Author Margaret Atwood regularly points out that The Handmaid’s Tale is not a work of science fiction. Everything that happens in the dystopian world of Gilead has really happened at some time in history, somewhere in the world. And the blood-curdling opening minutes of this week’s Season 2 premiere are no exception.
As the episode picks up, June’s ambiguous fate at the end of Season 1’s finale seems about to be resolved in the darkest possible way. June and a group of other handmaids are muzzled and herded into a mysterious location which turns out to be Boston’s iconic baseball field, Fenway Park. There, a row of nooses awaits them. In an agonizing, extended sequence, the camera lingers on the handmaids’ helpless terror, their faces frozen in the absolute certainty that they’re about to die—until the lever is finally pulled and nothing happens. This was a mock execution, yet another of Aunt Lydia’s inventive forms of torture, but also a very real method employed by regimes in the world today.
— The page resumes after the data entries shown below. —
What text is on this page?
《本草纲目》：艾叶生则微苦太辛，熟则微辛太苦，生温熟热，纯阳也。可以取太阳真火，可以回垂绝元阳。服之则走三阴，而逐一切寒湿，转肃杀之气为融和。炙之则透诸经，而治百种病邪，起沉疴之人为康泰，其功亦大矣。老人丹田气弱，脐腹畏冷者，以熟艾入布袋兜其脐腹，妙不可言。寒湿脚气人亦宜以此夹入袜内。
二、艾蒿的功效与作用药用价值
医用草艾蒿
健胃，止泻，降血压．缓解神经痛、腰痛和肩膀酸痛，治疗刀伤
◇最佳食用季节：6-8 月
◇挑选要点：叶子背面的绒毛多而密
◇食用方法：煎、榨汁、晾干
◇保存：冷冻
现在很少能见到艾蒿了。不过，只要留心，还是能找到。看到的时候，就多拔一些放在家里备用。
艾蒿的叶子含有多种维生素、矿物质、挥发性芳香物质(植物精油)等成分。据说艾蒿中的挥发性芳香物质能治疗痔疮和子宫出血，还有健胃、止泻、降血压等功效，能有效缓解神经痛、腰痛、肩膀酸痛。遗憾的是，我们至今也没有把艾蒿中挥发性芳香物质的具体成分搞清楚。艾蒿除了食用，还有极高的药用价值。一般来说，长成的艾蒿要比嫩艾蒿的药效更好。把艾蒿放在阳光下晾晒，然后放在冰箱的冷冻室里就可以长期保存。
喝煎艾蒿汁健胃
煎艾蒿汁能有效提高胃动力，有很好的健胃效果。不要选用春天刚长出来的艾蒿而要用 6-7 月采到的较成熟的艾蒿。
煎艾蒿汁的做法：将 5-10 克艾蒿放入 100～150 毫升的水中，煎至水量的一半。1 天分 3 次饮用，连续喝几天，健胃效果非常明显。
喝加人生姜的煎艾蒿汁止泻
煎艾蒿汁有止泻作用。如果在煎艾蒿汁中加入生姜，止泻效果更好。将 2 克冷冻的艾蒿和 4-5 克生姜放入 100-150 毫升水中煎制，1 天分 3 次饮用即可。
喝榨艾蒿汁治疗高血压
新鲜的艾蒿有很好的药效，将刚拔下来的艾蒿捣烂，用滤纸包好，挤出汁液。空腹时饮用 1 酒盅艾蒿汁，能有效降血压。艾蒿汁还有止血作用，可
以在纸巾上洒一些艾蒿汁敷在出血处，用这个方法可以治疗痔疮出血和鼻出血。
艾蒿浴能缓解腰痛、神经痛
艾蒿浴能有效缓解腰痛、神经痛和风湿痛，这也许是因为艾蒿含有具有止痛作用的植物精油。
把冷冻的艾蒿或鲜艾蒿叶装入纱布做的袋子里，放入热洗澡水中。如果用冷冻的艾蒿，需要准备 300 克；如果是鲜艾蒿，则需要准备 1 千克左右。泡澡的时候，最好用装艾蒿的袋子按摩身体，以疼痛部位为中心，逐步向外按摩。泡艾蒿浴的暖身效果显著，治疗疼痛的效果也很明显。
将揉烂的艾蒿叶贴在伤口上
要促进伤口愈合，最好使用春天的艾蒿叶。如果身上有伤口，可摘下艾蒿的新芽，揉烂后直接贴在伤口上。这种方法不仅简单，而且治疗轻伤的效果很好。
Shworunner Bruce Miller told BAZAAR.com that the inspiration for the scene came out of asking what would realistically happen in a regime like Gilead, which needs to generate terror without actually harming its handmaids and their viable ovaries. As illustrated by Aunt Lydia’s “let this be a lesson” speech directly afterwards, mock executions can also be used to inspire gratitude and subservience in captives, who expect to be killed only to be spared at the last moment.
“We looked into cultures that exist now that are like Gilead, and how they threaten people, how they punish people – especially people they don’t want to hurt physically,” Miller said, noting that mock executions have been used as a form of torture for hundreds of years. “Many of our people who were taken hostage in Iraq, every morning they’d take them out and pretend to shoot them. They line you up, and you’d hear guns, you’d hear ‘one two three,’ and then they take you back to your room.”
There are numerous real-world examples of this horrific practice. British computer expert Peter Moore, who was kidnapped in Iraq in 2007 and held captive for more than two years, revealed that he and the four security guards captured along with him were subjected to regular mock executions, which saw them “placed on their knees, blindfolded, a gun pointed to their heads and a different gun firing off elsewhere in the room.”
Following his abduction in 2012, American journalist James Foley was one of many prisoners subjected to mock executions by ISIS. His former cellmate Didier Francois recalled “seeing Foley, a Catholic, forced to pose against a wall as if he was being crucified.” Spanish journalist Javier Espinosa, who was abducted by ISIS extremists in 2013 and held for six months, said that his captors “took pleasure in telling their more than 20 hostages each day that they would be beheaded.” Counter-terrorism officials have concluded from scrutinizing video footage of ISIS hostages that “some captives appeared compliant before being killed because they had already faced repeated mock executions on camera.”
As viscerally upsetting as that opening scene is, The Handmaid’s Tale doesn’t traffic in sadism for its own sake. Every horror depicted in the show highlights something real about the world—sexual slavery, female genital mutilation, mock executions—and is all the more powerful for it.